Diamant blanc de 140,5 carats d’une pureté exceptionnelle et d’une taille « brillant » parfaite, « Le Régent », de forme coussin, mesure 30,50 x 28,90 x 20,30 mm. Il est sans conteste considéré comme le plus beau et le plus pur des diamants et son histoire est aussi mouvementée que bien documentée.
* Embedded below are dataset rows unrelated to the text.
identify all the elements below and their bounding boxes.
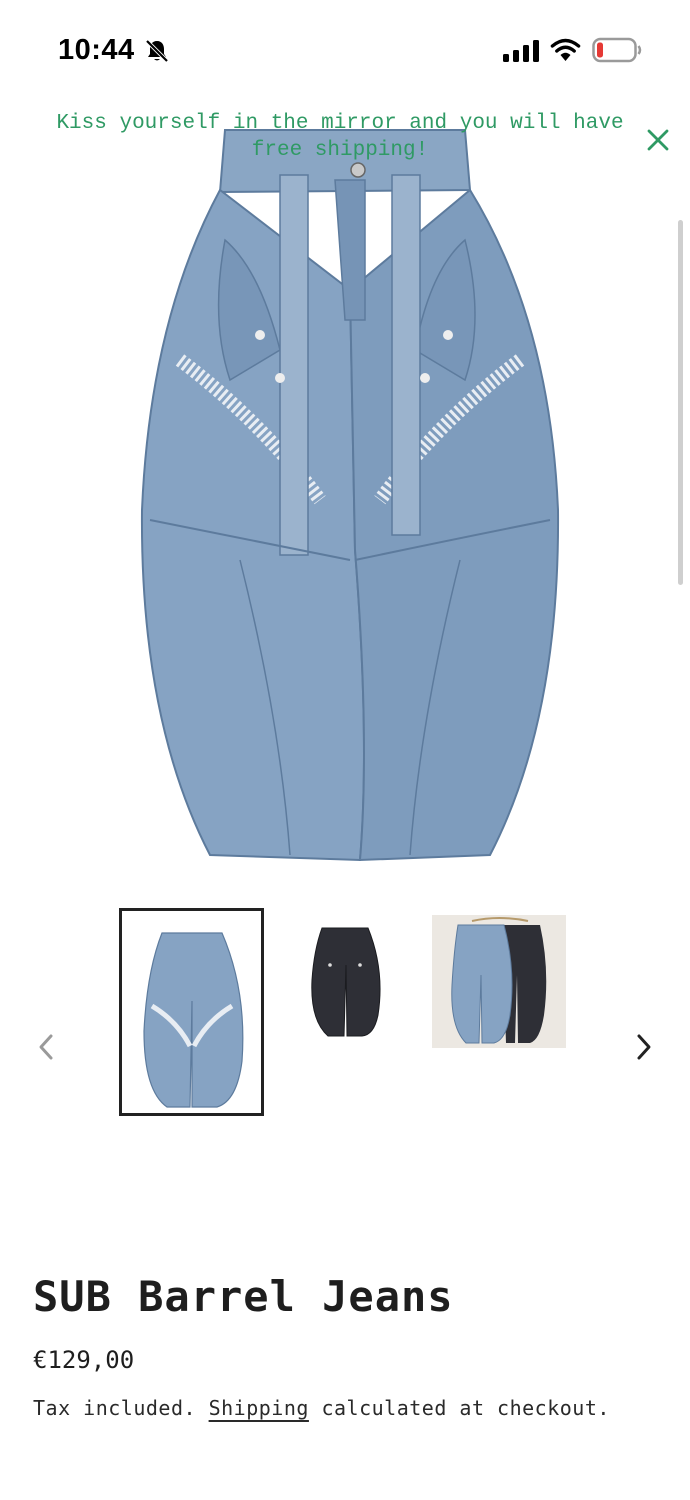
close-icon[interactable] bbox=[644, 126, 672, 154]
product-main-image[interactable] bbox=[130, 120, 570, 880]
thumbnail-black-image bbox=[311, 927, 381, 1037]
announcement-bar: Kiss yourself in the mirror and you will… bbox=[30, 110, 669, 162]
thumbnail-black[interactable] bbox=[300, 920, 390, 1040]
thumbnail-gallery bbox=[0, 900, 690, 1130]
shipping-link[interactable]: Shipping bbox=[209, 1396, 309, 1420]
bell-slash-icon bbox=[145, 39, 169, 63]
chevron-right-icon[interactable] bbox=[626, 1030, 660, 1064]
tax-suffix: calculated at checkout. bbox=[321, 1396, 610, 1420]
product-title: SUB Barrel Jeans bbox=[33, 1272, 454, 1321]
page-scrollbar[interactable] bbox=[678, 220, 683, 585]
status-bar: 10:44 bbox=[0, 0, 690, 100]
thumbnail-both-colors[interactable] bbox=[432, 915, 566, 1048]
chevron-left-icon[interactable] bbox=[30, 1030, 64, 1064]
thumbnail-light-blue-image bbox=[143, 932, 244, 1108]
tax-note: Tax included. Shipping calculated at che… bbox=[33, 1394, 610, 1422]
tax-prefix: Tax included. bbox=[33, 1396, 197, 1420]
product-price: €129,00 bbox=[33, 1346, 135, 1374]
cellular-signal-icon bbox=[503, 40, 539, 62]
status-time: 10:44 bbox=[58, 34, 135, 66]
wifi-icon bbox=[550, 38, 581, 61]
thumbnail-light-blue[interactable] bbox=[119, 908, 264, 1116]
thumbnail-both-colors-image bbox=[451, 917, 547, 1044]
announcement-text: Kiss yourself in the mirror and you will… bbox=[56, 112, 624, 162]
battery-low-icon bbox=[592, 37, 642, 63]
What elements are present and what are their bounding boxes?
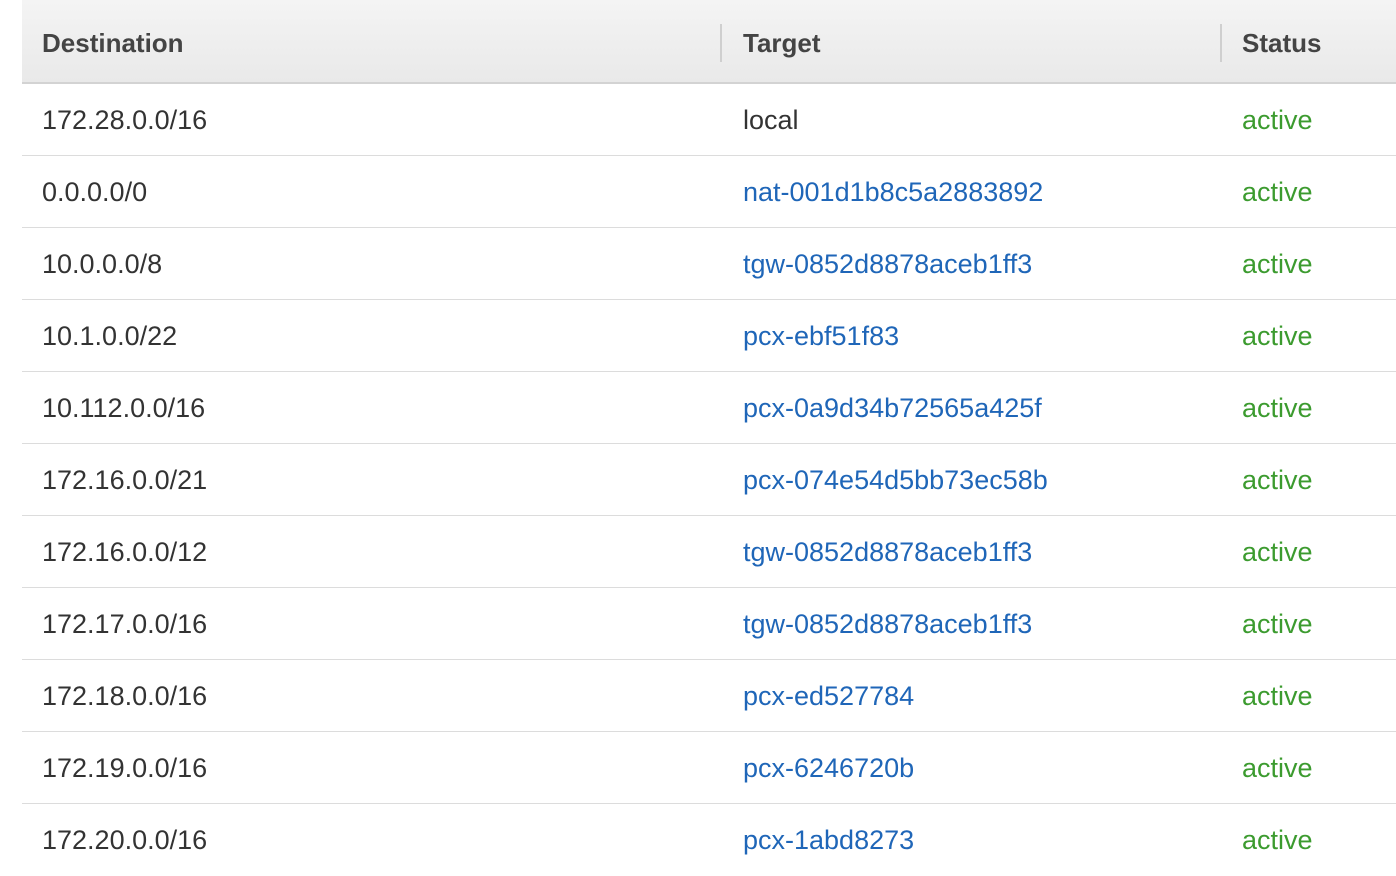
destination-cell: 10.1.0.0/22 xyxy=(42,321,178,351)
table-header: Destination Target Status xyxy=(22,0,1396,84)
table-row: 10.1.0.0/22 pcx-ebf51f83 active xyxy=(22,300,1396,372)
column-resize-handle[interactable] xyxy=(1220,24,1222,62)
status-badge: active xyxy=(1242,105,1313,135)
destination-cell: 172.16.0.0/21 xyxy=(42,465,208,495)
target-link[interactable]: pcx-1abd8273 xyxy=(743,804,914,876)
destination-cell: 10.112.0.0/16 xyxy=(42,393,206,423)
table-row: 172.20.0.0/16 pcx-1abd8273 active xyxy=(22,804,1396,876)
table-row: 172.19.0.0/16 pcx-6246720b active xyxy=(22,732,1396,804)
column-header-status[interactable]: Status xyxy=(1242,0,1321,84)
destination-cell: 172.20.0.0/16 xyxy=(42,825,208,855)
destination-cell: 172.17.0.0/16 xyxy=(42,609,208,639)
target-link[interactable]: pcx-6246720b xyxy=(743,732,914,804)
destination-cell: 172.28.0.0/16 xyxy=(42,105,208,135)
status-badge: active xyxy=(1242,177,1313,207)
destination-cell: 0.0.0.0/0 xyxy=(42,177,148,207)
table-row: 172.16.0.0/21 pcx-074e54d5bb73ec58b acti… xyxy=(22,444,1396,516)
target-link[interactable]: tgw-0852d8878aceb1ff3 xyxy=(743,228,1032,300)
destination-cell: 172.18.0.0/16 xyxy=(42,681,208,711)
status-badge: active xyxy=(1242,321,1313,351)
target-link[interactable]: nat-001d1b8c5a2883892 xyxy=(743,156,1043,228)
status-badge: active xyxy=(1242,249,1313,279)
routes-table: Destination Target Status 172.28.0.0/16 … xyxy=(22,0,1396,876)
table-row: 172.28.0.0/16 local active xyxy=(22,84,1396,156)
table-row: 172.16.0.0/12 tgw-0852d8878aceb1ff3 acti… xyxy=(22,516,1396,588)
status-badge: active xyxy=(1242,753,1313,783)
destination-cell: 10.0.0.0/8 xyxy=(42,249,163,279)
target-cell: local xyxy=(743,105,799,135)
table-row: 10.0.0.0/8 tgw-0852d8878aceb1ff3 active xyxy=(22,228,1396,300)
column-header-target[interactable]: Target xyxy=(743,0,821,84)
table-row: 172.18.0.0/16 pcx-ed527784 active xyxy=(22,660,1396,732)
destination-cell: 172.16.0.0/12 xyxy=(42,537,208,567)
target-link[interactable]: pcx-ed527784 xyxy=(743,660,914,732)
status-badge: active xyxy=(1242,609,1313,639)
table-row: 10.112.0.0/16 pcx-0a9d34b72565a425f acti… xyxy=(22,372,1396,444)
status-badge: active xyxy=(1242,537,1313,567)
table-row: 0.0.0.0/0 nat-001d1b8c5a2883892 active xyxy=(22,156,1396,228)
target-link[interactable]: pcx-0a9d34b72565a425f xyxy=(743,372,1042,444)
target-link[interactable]: tgw-0852d8878aceb1ff3 xyxy=(743,516,1032,588)
status-badge: active xyxy=(1242,681,1313,711)
destination-cell: 172.19.0.0/16 xyxy=(42,753,208,783)
status-badge: active xyxy=(1242,465,1313,495)
target-link[interactable]: pcx-ebf51f83 xyxy=(743,300,899,372)
table-row: 172.17.0.0/16 tgw-0852d8878aceb1ff3 acti… xyxy=(22,588,1396,660)
column-header-destination[interactable]: Destination xyxy=(42,0,184,84)
column-resize-handle[interactable] xyxy=(720,24,722,62)
target-link[interactable]: pcx-074e54d5bb73ec58b xyxy=(743,444,1048,516)
target-link[interactable]: tgw-0852d8878aceb1ff3 xyxy=(743,588,1032,660)
status-badge: active xyxy=(1242,393,1313,423)
status-badge: active xyxy=(1242,825,1313,855)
Originaire d’une mine de la région d’Hyderabad près de Golconde en Inde, il aurait été découvert, en 1698, par un esclave qui l’aurait caché dans un bandage autour de sa jambe et, s’étant enfui à Madras, aurait tenté de l’échanger à un marin anglais contre son passage pour sa liberté. Le marin aurait assassiné l’esclave pour s’approprier le diamant et le revendre ensuite à un marchand indien, qui l’aurait lui-même vendu ensuite à Thomas Pitt, alors gouverneur anglais de Madras. Les ennemis de celui-ci l’accusèrent même de complicité morale dans cet assassinat, car il est certain que le marchand ne détenait pas la pierre de manière légale, puisque tous les diamants de plus de 10 carats appartenaient alors de droit au souverain de Golconde, et que ce diamant brut en faisait 426 à l’origine. Nul doute donc que le souverain n’aurait pas laissé filer un tel pactole.
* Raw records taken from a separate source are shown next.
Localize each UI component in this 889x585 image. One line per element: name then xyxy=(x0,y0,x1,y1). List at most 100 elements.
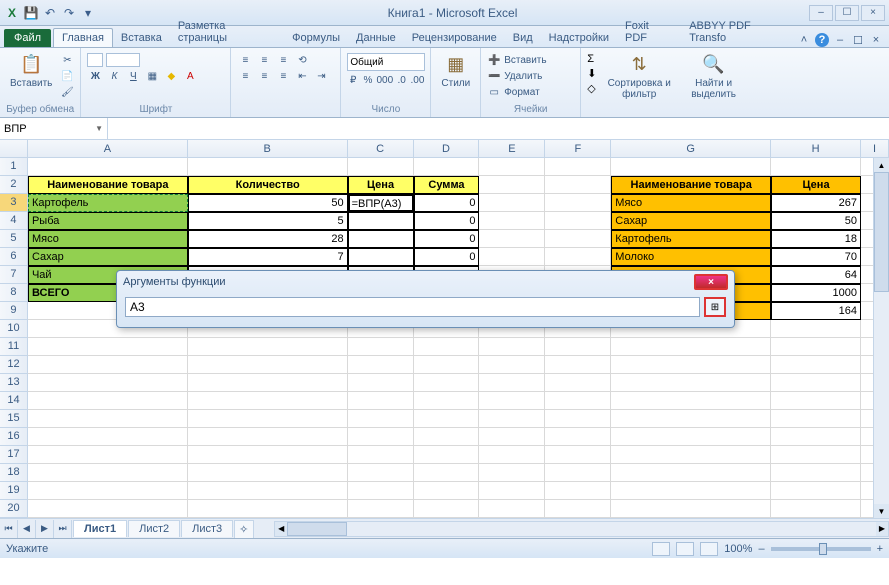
col-header-h[interactable]: H xyxy=(771,140,861,157)
cell[interactable] xyxy=(611,158,771,176)
cell[interactable] xyxy=(348,446,414,464)
cell[interactable]: Наименование товара xyxy=(611,176,771,194)
row-header[interactable]: 20 xyxy=(0,500,28,518)
function-arguments-dialog[interactable]: Аргументы функции × ⊞ xyxy=(116,270,735,328)
cell[interactable]: 164 xyxy=(771,302,861,320)
zoom-slider-thumb[interactable] xyxy=(819,543,827,555)
col-header-c[interactable]: C xyxy=(348,140,414,157)
tab-insert[interactable]: Вставка xyxy=(113,29,170,47)
cell[interactable]: 50 xyxy=(771,212,861,230)
cell[interactable] xyxy=(545,248,611,266)
cell[interactable] xyxy=(611,446,771,464)
cell[interactable] xyxy=(545,212,611,230)
sheet-nav-prev-icon[interactable]: ◀ xyxy=(18,520,36,538)
scroll-thumb[interactable] xyxy=(874,172,889,292)
hscroll-thumb[interactable] xyxy=(287,522,347,536)
cell[interactable] xyxy=(771,464,861,482)
col-header-b[interactable]: B xyxy=(188,140,348,157)
styles-button[interactable]: ▦ Стили xyxy=(437,50,474,91)
dialog-close-button[interactable]: × xyxy=(694,274,728,290)
cell[interactable] xyxy=(348,338,414,356)
cell[interactable]: 267 xyxy=(771,194,861,212)
cell[interactable]: Сахар xyxy=(611,212,771,230)
cell[interactable] xyxy=(545,464,611,482)
cell[interactable] xyxy=(414,338,480,356)
cell[interactable] xyxy=(479,446,545,464)
cell[interactable] xyxy=(188,428,348,446)
scroll-right-icon[interactable]: ▶ xyxy=(876,522,888,536)
cell[interactable]: 18 xyxy=(771,230,861,248)
copy-button[interactable]: 📄 xyxy=(60,69,74,83)
cell[interactable]: 0 xyxy=(414,230,480,248)
sheet-tab-1[interactable]: Лист1 xyxy=(73,520,127,537)
close-button[interactable]: × xyxy=(861,5,885,21)
sheet-nav-next-icon[interactable]: ▶ xyxy=(36,520,54,538)
cell[interactable] xyxy=(545,176,611,194)
view-page-break-button[interactable] xyxy=(700,542,718,556)
cell[interactable] xyxy=(348,374,414,392)
row-header[interactable]: 11 xyxy=(0,338,28,356)
delete-cells-button[interactable]: ➖Удалить xyxy=(487,69,574,83)
row-header[interactable]: 19 xyxy=(0,482,28,500)
cell[interactable] xyxy=(611,410,771,428)
ribbon-minimize-icon[interactable]: ˄ xyxy=(797,33,811,47)
tab-page-layout[interactable]: Разметка страницы xyxy=(170,17,284,47)
cell[interactable]: 0 xyxy=(414,212,480,230)
cell[interactable] xyxy=(479,410,545,428)
row-header[interactable]: 5 xyxy=(0,230,28,248)
inc-decimal-icon[interactable]: .0 xyxy=(396,73,408,87)
fill-button[interactable]: ⬇ xyxy=(587,67,596,80)
cell[interactable] xyxy=(28,464,188,482)
align-right-icon[interactable]: ≡ xyxy=(275,69,291,83)
cell[interactable] xyxy=(28,446,188,464)
cell[interactable] xyxy=(771,338,861,356)
align-top-icon[interactable]: ≡ xyxy=(237,53,253,67)
cell[interactable]: 0 xyxy=(414,194,480,212)
cell[interactable] xyxy=(414,446,480,464)
row-header[interactable]: 12 xyxy=(0,356,28,374)
cell[interactable] xyxy=(611,500,771,518)
cell[interactable] xyxy=(414,374,480,392)
cell[interactable] xyxy=(188,374,348,392)
view-page-layout-button[interactable] xyxy=(676,542,694,556)
cell[interactable] xyxy=(771,374,861,392)
doc-max-icon[interactable]: ☐ xyxy=(851,33,865,47)
underline-button[interactable]: Ч xyxy=(125,69,141,83)
cell[interactable] xyxy=(771,428,861,446)
cell[interactable] xyxy=(28,356,188,374)
cell[interactable] xyxy=(479,464,545,482)
bold-button[interactable]: Ж xyxy=(87,69,103,83)
find-select-button[interactable]: 🔍 Найти и выделить xyxy=(682,50,745,102)
autosum-button[interactable]: Σ xyxy=(587,53,596,65)
indent-dec-icon[interactable]: ⇤ xyxy=(294,69,310,83)
cell[interactable] xyxy=(771,410,861,428)
redo-icon[interactable]: ↷ xyxy=(61,5,77,21)
dialog-range-input[interactable] xyxy=(125,297,700,317)
cell[interactable]: Мясо xyxy=(611,194,771,212)
cell[interactable] xyxy=(188,392,348,410)
undo-icon[interactable]: ↶ xyxy=(42,5,58,21)
select-all-corner[interactable] xyxy=(0,140,28,157)
cell[interactable] xyxy=(771,482,861,500)
cell[interactable] xyxy=(414,356,480,374)
cell[interactable] xyxy=(545,356,611,374)
cell[interactable] xyxy=(479,374,545,392)
tab-addins[interactable]: Надстройки xyxy=(541,29,617,47)
cell[interactable]: Цена xyxy=(771,176,861,194)
sheet-nav-last-icon[interactable]: ⏭ xyxy=(54,520,72,538)
cell[interactable]: 1000 xyxy=(771,284,861,302)
align-bot-icon[interactable]: ≡ xyxy=(275,53,291,67)
row-header[interactable]: 6 xyxy=(0,248,28,266)
formula-bar[interactable] xyxy=(108,118,889,139)
cell[interactable]: Сахар xyxy=(28,248,188,266)
zoom-in-button[interactable]: + xyxy=(877,543,883,555)
cell[interactable] xyxy=(188,338,348,356)
cell-a3-selected[interactable]: Картофель xyxy=(28,194,188,212)
zoom-slider[interactable] xyxy=(771,547,871,551)
cell[interactable] xyxy=(545,158,611,176)
font-name-combo[interactable] xyxy=(87,53,103,67)
sort-filter-button[interactable]: ⇅ Сортировка и фильтр xyxy=(602,50,676,102)
cell[interactable] xyxy=(188,356,348,374)
cell[interactable] xyxy=(771,446,861,464)
clear-button[interactable]: ◇ xyxy=(587,82,596,95)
Toujours est-il qu’en 1702, Pitt envoie la pierre à Londres pour la faire tailler par le joaillier Harris. Cette taille durera de 1704 à 1706 et donnera – outre celui qu’on appelle alors « Le Pitt » ou « Grand Pitt » – plusieurs pierres de qualité moindre vendues au Tsar Pierre Le Grand.

Thomas Pitt essaie ensuite pendant des années de vendre son joyau à tous les souverains d’Europe. Personne n’en veut, même Louis XIV le refuse en 1714, car il en demande un prix exorbitant.

C’est en 1717, sous l’influence de Saint-Simon, que Philippe II, duc d’Orléans et alors Régent de France, l’acquiert. En son honneur, on donnera donc son nom au diamant qui devient ainsi l’un des fleurons des Joyaux de la Couronne.

Louis XV arbore « Le Régent » une première fois en 1721 lors de la réception de l’Ambassade de Turquie. Puis en 1722, il le fait sertir sur la couronne de son sacre. La reine Marie Leczynska en garnit ses cheveux en 1723 puis, à partir de 1725 et jusqu’à la fin de son règne, c’est en épingle à chapeau que le porte le roi.

Couronne Louis XV

En 1775, il est serti sur une nouvelle couronne pour le sacre de Louis XVI. Ce dernier le portera ensuite sur son chapeau, comme son grand-père. « Le Régent » est volé, en même temps que les autres Joyaux de la Couronne, en septembre 1792, pendant la mise à sac du Garde Meuble de la Couronne et retrouvé en 1793. Il sera alors mis en gage pendant plusieurs années et servira de caution pour régler les dettes du Directoire auprès des banquiers allemands et financer les campagnes de Bonaparte.

En 1801, celui-ci le dégage et le diamant est serti sur son épée de Premier Consul. En 1804, on retrouve « Le Régent » sur la garde de l’épée du sacre de Napoléon Ier.

Puis, en 1812, il est monté sur le glaive de l’Empereur que l’Impératrice Marie-Louise emportera – ainsi que d’autres Joyaux de la Couronne – dans sa fuite en Autriche, lors de la chute de l’Empire. Mais elle sera obligée de les restituer à Louis XVIII par la suite.

Le dernier roi à porter « Le Régent » serti sur sa couronne, sera Charles X en 1825, lors de son sacre. C’est ensuite Napoléon III qui l’arborera sur sa couronne, et enfin, l’Impératrice Eugénie qui le portera à l’occasion de bals aux Tuileries, monté sur un diadème.

En 1887, mis à prix très cher et ne trouvant pas d’acheteur, « Le Régent » échappe de justesse « au dépeçage » que fut la vente aux enchères des Joyaux de la Couronne ; vente qui selon les uns ou les autres : ne représente pas un moment de gloire pour la IIIe République, ou est une honte pour les joailliers de l’époque, ou encore est une catastrophe nationale.

« Le Régent » retourne donc au Louvre dont il ne sortira plus qu’un bref moment à partir de 1940, pour être caché dans du plâtre, derrière le marbre d’une cheminée du château de Chambord durant la Deuxième Guerre Mondiale. Il retrouve ensuite le Louvre où l’on peut l’admirer dans la galerie d’Apollon, non loin de « L’Hortensia » autre Joyau de la Couronne.